The Parish of St. John the Evangelist was established in 1861 and the present church was erected in 1878. Its founder, Father Edmund Wood (1830-1909), introduced the principles of the Oxford Movement to St. John’s and the Diocese of Montreal. The Parish was the first Anglican church in Canada to celebrate daily Mass and provide private Confession, and the first in Quebec to reserve the Blessed Sacrament.
In keeping with the principle that the church is open to all, St. John’s was the first parish in the diocese (and one of the first in the country) not to rent pews. To this day, the congregation sits on chairs rather than in pews.
St. John’s was the first non-Roman Catholic church in our city to foster separate institutions: St. John’s School became Lower Canada College, St. Margaret’s Home for Incurables continues as part of the Father Dowd Nursing Home, and St. Michael’s Mission to the Poor continues to operate from the church. The Mission is sponsored by the parish and the Diocese, and serves over one hundred breakfasts and lunches per day to Montreal’s homeless.

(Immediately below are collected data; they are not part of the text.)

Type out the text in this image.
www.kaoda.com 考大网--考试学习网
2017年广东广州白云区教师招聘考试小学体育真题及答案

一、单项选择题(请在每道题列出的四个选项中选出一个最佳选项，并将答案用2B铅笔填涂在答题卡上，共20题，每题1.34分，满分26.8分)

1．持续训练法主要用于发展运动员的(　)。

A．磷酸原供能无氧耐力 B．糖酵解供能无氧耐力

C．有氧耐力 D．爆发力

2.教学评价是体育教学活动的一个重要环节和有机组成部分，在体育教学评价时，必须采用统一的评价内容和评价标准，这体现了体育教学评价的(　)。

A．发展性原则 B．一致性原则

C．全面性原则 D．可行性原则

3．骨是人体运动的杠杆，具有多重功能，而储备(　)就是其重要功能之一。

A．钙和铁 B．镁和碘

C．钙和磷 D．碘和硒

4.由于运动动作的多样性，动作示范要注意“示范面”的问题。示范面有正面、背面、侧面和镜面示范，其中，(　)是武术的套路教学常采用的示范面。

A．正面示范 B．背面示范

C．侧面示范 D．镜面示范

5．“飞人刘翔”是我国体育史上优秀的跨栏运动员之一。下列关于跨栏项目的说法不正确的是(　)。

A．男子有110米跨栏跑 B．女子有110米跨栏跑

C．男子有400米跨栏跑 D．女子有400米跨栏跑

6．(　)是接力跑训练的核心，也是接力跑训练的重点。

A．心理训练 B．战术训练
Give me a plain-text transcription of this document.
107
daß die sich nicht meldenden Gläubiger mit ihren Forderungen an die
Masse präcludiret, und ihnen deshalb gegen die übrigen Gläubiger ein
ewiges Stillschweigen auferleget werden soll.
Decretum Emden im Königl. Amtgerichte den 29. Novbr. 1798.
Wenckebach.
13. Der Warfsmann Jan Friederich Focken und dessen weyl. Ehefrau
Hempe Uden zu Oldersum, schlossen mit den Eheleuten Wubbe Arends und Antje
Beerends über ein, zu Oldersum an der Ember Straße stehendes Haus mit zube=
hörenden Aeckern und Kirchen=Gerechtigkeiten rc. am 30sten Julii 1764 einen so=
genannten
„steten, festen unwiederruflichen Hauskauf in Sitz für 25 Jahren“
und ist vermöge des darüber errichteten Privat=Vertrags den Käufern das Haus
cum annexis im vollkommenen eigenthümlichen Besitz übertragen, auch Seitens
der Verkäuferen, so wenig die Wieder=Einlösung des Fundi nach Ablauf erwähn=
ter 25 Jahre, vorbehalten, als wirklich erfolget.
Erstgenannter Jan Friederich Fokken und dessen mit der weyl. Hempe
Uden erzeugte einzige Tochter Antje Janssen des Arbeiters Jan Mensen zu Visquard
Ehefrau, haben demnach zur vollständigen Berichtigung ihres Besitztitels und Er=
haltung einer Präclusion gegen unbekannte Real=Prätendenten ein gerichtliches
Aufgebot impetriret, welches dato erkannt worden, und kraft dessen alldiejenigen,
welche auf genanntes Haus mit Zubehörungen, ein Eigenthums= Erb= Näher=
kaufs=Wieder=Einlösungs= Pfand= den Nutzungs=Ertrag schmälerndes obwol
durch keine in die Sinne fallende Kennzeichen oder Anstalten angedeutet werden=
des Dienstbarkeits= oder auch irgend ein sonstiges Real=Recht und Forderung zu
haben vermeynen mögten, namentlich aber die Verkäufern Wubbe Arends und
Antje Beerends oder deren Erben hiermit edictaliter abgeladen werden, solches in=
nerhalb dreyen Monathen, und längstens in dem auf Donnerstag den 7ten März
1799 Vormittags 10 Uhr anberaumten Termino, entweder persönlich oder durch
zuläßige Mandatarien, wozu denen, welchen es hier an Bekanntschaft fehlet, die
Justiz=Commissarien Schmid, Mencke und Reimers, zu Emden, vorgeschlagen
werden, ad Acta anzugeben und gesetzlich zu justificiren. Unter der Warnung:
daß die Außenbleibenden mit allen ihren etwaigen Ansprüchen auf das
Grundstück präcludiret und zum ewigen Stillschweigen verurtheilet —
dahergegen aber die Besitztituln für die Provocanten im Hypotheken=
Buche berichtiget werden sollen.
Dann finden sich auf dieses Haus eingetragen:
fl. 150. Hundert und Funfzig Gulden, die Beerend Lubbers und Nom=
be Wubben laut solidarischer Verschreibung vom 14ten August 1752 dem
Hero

A variety of liturgies have been used in the history of our parish. In Fr. Wood’s day, rites were probably limited to the Book of Common Prayer (1662). In the thirties through the fifties, the form of the Eucharistic liturgy more often came from one of the English Missals which were popular at the time. The worship became more ritualistic, and some additional festivals were introduced. There was an abrupt change in the late 1960’s, as we experimented with free-standing altars, westward celebrations, and contemporary language rites. St. John’s was probably the first parish in the diocese to do any of these things. These experiments proved to be extremely detrimental to parish life and our later rejection of them is based on experience. Our preference for ‘traditional’ forms is grounded on reflection about the spirituality and needs of our parish.